Select Page

Max Server Memory and the 300 Second Rule

Andy McDermid | | December 11, 2013

Up until recently the commonly understood and accepted ideal number for page-life-expectancy (PLE) for a SQL Server instance was 300 seconds (5 minutes) or greater. Recently, the Microsoft rule-of-thumb from the days of SQL 2000 and 4GB RAM is being rethought, some might say debunked.

Jonathan Kehayias offers a good explanation which says in summary, in these days of 16GB, 32GB, 64GB, and above RAM and correspondingly more available memory for the buffer pool, a PLE of only 300 seconds might indicate some significant resource usage and be a cause of concern.

Churning

In fact, even back when servers didn’t typically have as much RAM and instances had limited buffer pool sizes compared with today, the 300 second rule was of limited value as a stand-alone metric. Like many counters – from perfmon as well as metrics acquired from DMV queries – its meaning comes from its relation with other, associated metrics.

In the case of PLE, this performance counter value can be compared to the current buffer pool size to give an approximate rate of buffer pool churn (i.e. a measure of buffer pool data written to disk per second). For example, consider a 64bit SQL 2008 EE instance with 128GB RAM. Maximum memory for the instance is configured at 120GB and we can see that in the Target Server Memory performance counter. So to get MB of buffer pool writes per second we can use this equation:

BPool_Churn_in_MB_per_sec = (Target Server Memory KB/1024)/PLE

Here is a quick sample query to collect that data:

select Instancename, 
TargetServerMemoryKB/1024 'TargetServerMemoryMB',
TotalServerMemoryKB/1024 as 'TotalServerMemoryMB', 
PLE, (TargetServerMemoryKB/1024)/PLE as 'ChurnMB/sec'
from(
select @@SERVERNAME as 'Instancename',
max(case when counter_name = 'Target Server Memory (KB)' then cntr_value end) as 'TargetServerMemoryKB',
max(case when counter_name = 'Total Server Memory (KB)' then cntr_value end) as 'TotalServerMemoryKB',
max(case when counter_name = 'Page life expectancy'  then cntr_value end) as 'PLE'
from sys.dm_os_performance_counters) 
as p

(*note: PLE per NUMA node is not considered here)

So, given this example we would discover a Churn rate of ~400MB/sec which –depending, of course, on other factors – could be considered a fairly high rate of sustained disk activity due to disk writes from the buffer pool.

128GB is Real

Yes, servers with 128GB of RAM do exist.

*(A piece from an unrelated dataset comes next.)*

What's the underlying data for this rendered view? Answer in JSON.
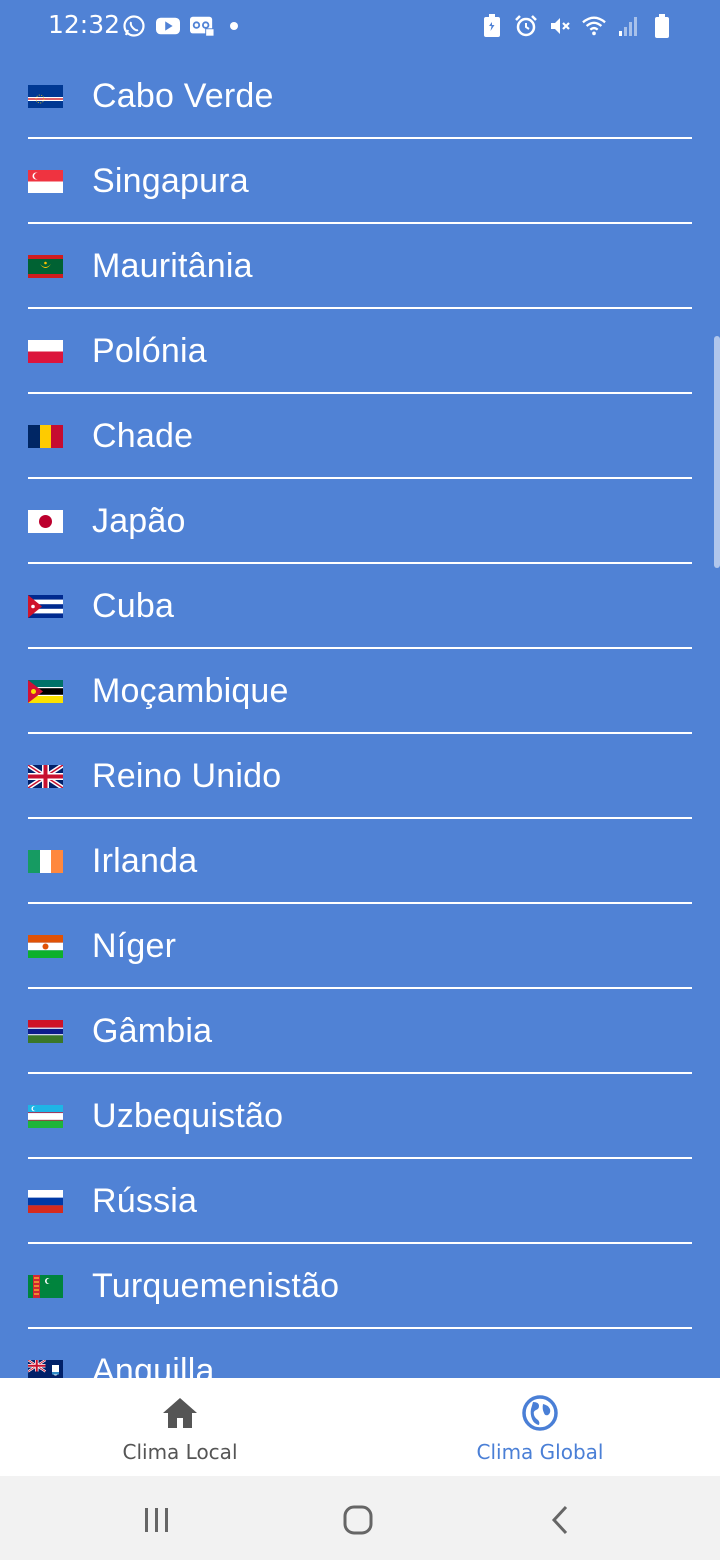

However, in my experience with the day-to-day workhorses in the SQL wild, 16GB, or the very common 8GB VM, or even 64GB of RAM is much more common than machines with 100GB+ RAM. So, in fact the 300 rule might still be considered a pretty good ballpark memory pressure indicator for servers in the 8GB-64GB range. But the point is not that a good portion of real world servers are 8-16GB VMs and so the 300 second rule is good enough, the point is that we can look deeper and with a churn rate metric we have a meaningful number on which to base configuration decisions. For one potential use scenario for this metric read on.

In the Wild

Most would agree that, in general, stacking SQL instance on the same server is not ideal. But due to poor design, consolidation efforts, security policies or a number of other reasons this design is out there and a number of SQL instances may be sharing the same server resources, including RAM.

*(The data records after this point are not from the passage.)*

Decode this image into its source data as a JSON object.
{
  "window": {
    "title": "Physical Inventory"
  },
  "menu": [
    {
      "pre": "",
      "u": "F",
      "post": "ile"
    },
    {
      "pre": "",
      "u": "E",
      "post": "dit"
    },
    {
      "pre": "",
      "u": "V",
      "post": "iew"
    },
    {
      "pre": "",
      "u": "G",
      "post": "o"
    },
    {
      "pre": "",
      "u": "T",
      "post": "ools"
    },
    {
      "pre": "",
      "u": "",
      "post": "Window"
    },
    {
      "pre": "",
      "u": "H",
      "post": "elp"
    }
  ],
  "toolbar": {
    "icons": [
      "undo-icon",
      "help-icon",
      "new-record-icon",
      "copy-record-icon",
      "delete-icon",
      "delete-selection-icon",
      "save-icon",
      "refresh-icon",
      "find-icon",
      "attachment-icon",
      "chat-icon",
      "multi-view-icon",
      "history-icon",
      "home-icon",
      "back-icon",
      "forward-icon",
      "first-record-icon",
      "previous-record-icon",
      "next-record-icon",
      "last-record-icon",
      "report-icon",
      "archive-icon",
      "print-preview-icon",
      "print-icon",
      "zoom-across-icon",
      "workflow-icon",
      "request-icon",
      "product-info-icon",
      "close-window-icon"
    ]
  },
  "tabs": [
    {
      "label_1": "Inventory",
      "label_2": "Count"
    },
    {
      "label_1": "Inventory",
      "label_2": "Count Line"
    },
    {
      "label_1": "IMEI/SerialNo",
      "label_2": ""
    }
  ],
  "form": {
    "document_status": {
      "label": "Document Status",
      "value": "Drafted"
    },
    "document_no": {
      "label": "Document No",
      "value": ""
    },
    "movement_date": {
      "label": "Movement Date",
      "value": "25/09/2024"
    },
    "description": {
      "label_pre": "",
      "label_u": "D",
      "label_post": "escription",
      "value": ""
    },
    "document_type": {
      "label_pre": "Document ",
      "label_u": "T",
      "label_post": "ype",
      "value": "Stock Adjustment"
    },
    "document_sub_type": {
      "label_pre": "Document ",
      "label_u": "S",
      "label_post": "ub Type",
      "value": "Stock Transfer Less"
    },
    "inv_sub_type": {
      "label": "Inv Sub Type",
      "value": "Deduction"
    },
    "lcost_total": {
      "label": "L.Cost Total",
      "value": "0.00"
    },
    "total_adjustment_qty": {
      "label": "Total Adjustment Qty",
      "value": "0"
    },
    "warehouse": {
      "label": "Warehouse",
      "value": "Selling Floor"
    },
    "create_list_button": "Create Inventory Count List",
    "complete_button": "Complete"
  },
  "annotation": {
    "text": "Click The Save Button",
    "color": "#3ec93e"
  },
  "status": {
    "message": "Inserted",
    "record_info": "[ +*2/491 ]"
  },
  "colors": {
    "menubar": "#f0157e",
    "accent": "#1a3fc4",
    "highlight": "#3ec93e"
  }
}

To understand how the instances are sharing the server RAM, we can run the query above as a multi-server query so as to compare buffer pool churn. Here, utilizing the churn metric, we are beginning to develop a method to tune each instance’s minimum and maximum memory configurations for the best performance possible given the shared resource situation. Referring to the churn metric, we want to maximize available memory for each instance without compromising – too much – the memory available for the other instance(s).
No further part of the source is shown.